The abrupt closing of public schools due to labor disputes ought to be unacceptable to Oregonians, and they should demand that their public officials do something about it.

In the Reynolds School District, students - including seniors worried about wrapping up graduation requirements - recently missed a full week classes while the school board and teachers union struggled to reach agreement.Earlier this spring, Gresham-Barlow schools were closed for a day due to a teachers strike. Another teachers strike closed Eagle Point schools for a week.

Meanwhile, other districts - such as Portland's Parkrose - have carried their negotiations to the very edge of a strike before settling. This trend of contentious negotiations throughout the state means more communities will have to endure the emotional damage caused by these showdowns.The closures and threats of closures remind us of the 1980s, when Oregon schools too often were shut down after local voters failed to approve an operating levy.In 1987, Oregonians responded in a statewide vote, approving a school safety-net law that guaranteed a minimum level of funding to keep individual districts open. The safety-net law has since been rendered irrelevant by other initiatives and school-finance reforms, but the idea behind it - that schools are an essential service - is still valid.

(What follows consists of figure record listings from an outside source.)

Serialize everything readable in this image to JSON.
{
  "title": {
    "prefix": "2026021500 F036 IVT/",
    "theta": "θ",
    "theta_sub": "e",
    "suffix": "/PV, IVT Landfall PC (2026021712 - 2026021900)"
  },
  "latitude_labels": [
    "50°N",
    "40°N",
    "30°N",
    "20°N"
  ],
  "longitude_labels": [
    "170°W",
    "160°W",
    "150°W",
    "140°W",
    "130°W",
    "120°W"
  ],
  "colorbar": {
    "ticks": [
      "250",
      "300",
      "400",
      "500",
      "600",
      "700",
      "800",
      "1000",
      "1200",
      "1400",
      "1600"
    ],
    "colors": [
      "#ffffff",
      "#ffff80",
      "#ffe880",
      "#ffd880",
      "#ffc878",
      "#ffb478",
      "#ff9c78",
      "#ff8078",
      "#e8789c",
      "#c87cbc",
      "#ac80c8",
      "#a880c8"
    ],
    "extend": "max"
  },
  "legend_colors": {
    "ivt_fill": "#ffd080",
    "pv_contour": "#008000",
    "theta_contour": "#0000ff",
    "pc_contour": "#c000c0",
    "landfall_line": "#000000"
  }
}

The lack of a renewed contract does not constitute an emergency worthy of closing schools. That's not a criticism of teachers who, of all people, deserve good pay and working conditions. But the current process for negotiating teachers' contracts in Oregon is broken.It's time for Oregonians take steps to prevent entire school districts from being placed in jeopardy by labor disputes, without impinging on employees' right to bargain collectively.

Such reforms can start at the local level, or they can be imposed by the state. But no student, teacher, school district or community in Oregon should have to endure the kind of disruptions seen in the past few months.One approach to better negotiations is what's known as interest-based bargaining. This is being tried in several Oregon districts, including North Clackamas and Gresham-Barlow. The idea is for union representatives and district officials to identify areas of common concern and focus on solutions mutually acceptable to both sides.

This may seem like a common-sense process, but it stands in contrast to the position-based bargaining that is now producing hard feelings and poor results in Oregon schools.Reports from districts trying interest-based bargaining are encouraging, but pressure must be applied to districts and unions to abandon the old ways and try new techniques. To that end, the 2013 Legislature should consider if changes to the state's collective-bargaining laws would offer better protection for Oregon's students and communities.

The state could set stricter parameters for bargaining and establish negotiation ceilings, since Salem lawmakers, not local school boards, now control the money.Ideas such as statewide bargaining and binding arbitration - with the latter removing the right to strike - should be discussed with greater urgency than they have been in the past.

These concepts come with their own potential risks, but they also could further the goal of eliminating the threat of district-by-district strikes.Of course, the legislature could help avoid strikes by providing better funding for schools. We agree.

But even with more money, school districts still must negotiate the fundamental question of how much to spend on teacher salaries and benefits vs. books, classroom assistants and other resources necessary for schools to function.

Those negotiations must be conducted without holding communities hostage.When schools are closed and communities are torn apart by teacher strikes, everyone - including teachers - is harmed.